Monday, November 14, 2011

Attitude of Gratitude

Here's what I think... my attitude lately sucks.  Let's not pretty it up, or wrap it up with a bow.  It's just not as good as it should be.  Here I am, writing a blog about things I am grateful for and lacing it with pessimistic undertones.  My goodness!  To anyone who reads along, my apologies.  I suppose that everyone gets in a funk, and seems to slip from a joyful place time to time, and well, that's life.  Everyone is entitled to days of reality and emotion, but I am a firm believer in choices.  If you don't like something, change it.  If you don't like something, maybe it's time to take a long, hard look at the aspect of your life you are not happy with and start asking some serious questions.  Why? Can it be better?  If so, how? Is it something that needs to change?  Is it really worth the energy that it takes to be unhappy about it?

Today, in full realization of my own funky-fi-doo of late, it's time to refresh my attitude back to one of gratitude.  It's time shift my focus from negative to finding challenges and inspiration and making changes that I need.

*in a little note of self therapy, I really do find this blog insanely theraputic.  I have stunning realizations every single time I write something.  I often think "well geez, why didn't I see that before?"  The answer is - because it was a thought, and when I write it down, it becomes a tangible being that I can work with.  When you are faced with something swirling in your head that just can't seem to keep grounded, write it down, and take a good look at what's on the paper.  My guess is, you might surprise yourself.  

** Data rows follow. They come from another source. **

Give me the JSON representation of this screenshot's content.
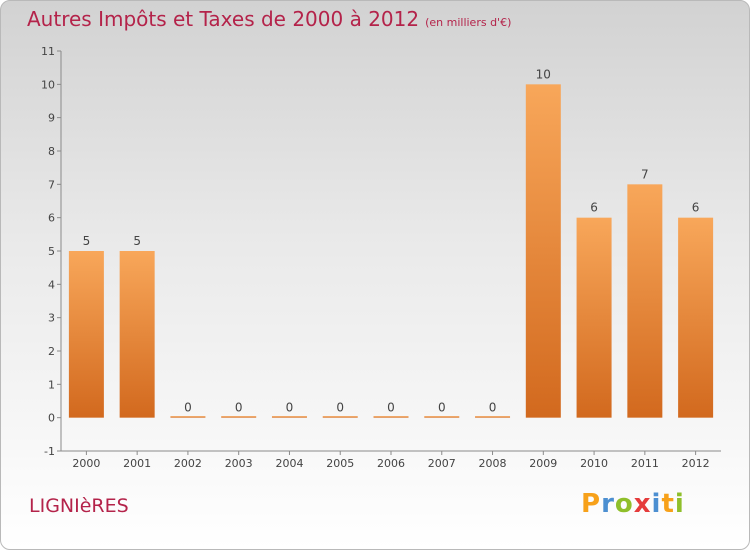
{
  "title": "Autres Impôts et Taxes de 2000 à 2012",
  "unit": "(en milliers d'€)",
  "location": "LIGNIèRES",
  "brand": {
    "letters": [
      "P",
      "r",
      "o",
      "x",
      "i",
      "t",
      "i"
    ],
    "colors": [
      "#f7a11a",
      "#4c8fd1",
      "#8fbf2a",
      "#e53b3b",
      "#4c8fd1",
      "#f7a11a",
      "#8fbf2a"
    ]
  },
  "colors": {
    "bar_top": "#f8a75a",
    "bar_bottom": "#d2691e",
    "title": "#b4234a"
  },
  "chart_data": {
    "type": "bar",
    "title": "Autres Impôts et Taxes de 2000 à 2012",
    "xlabel": "",
    "ylabel": "",
    "categories": [
      "2000",
      "2001",
      "2002",
      "2003",
      "2004",
      "2005",
      "2006",
      "2007",
      "2008",
      "2009",
      "2010",
      "2011",
      "2012"
    ],
    "values": [
      5,
      5,
      0,
      0,
      0,
      0,
      0,
      0,
      0,
      10,
      6,
      7,
      6
    ],
    "ylim": [
      -1,
      11
    ],
    "yticks": [
      "-1",
      "0",
      "1",
      "2",
      "3",
      "4",
      "5",
      "6",
      "7",
      "8",
      "9",
      "10",
      "11"
    ],
    "grid": false,
    "data_labels": true
  }
}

I am grateful for these moments of therapy, and for the opportunities it grants me.  This is my life, and I intend to live it with a smile.  I will learn, I will move forward, and I'm going to sing loudly and I don't even care if you hear me.  I will make choices that make me smile, and I am going to stop the fear that has been stopping me.  I am... and I believe.

I Believe... 
Wow it's been a long time since I have spent some time listening to kids yelling at the top of their lungs while standing on their desks... "I Believe..In Me!".
Seriously...the therapy...
How did the exclamation mark become a question mark for me?
I stopped preachin' to the choir.  Even those who sing the loudest need a reminder sometimes.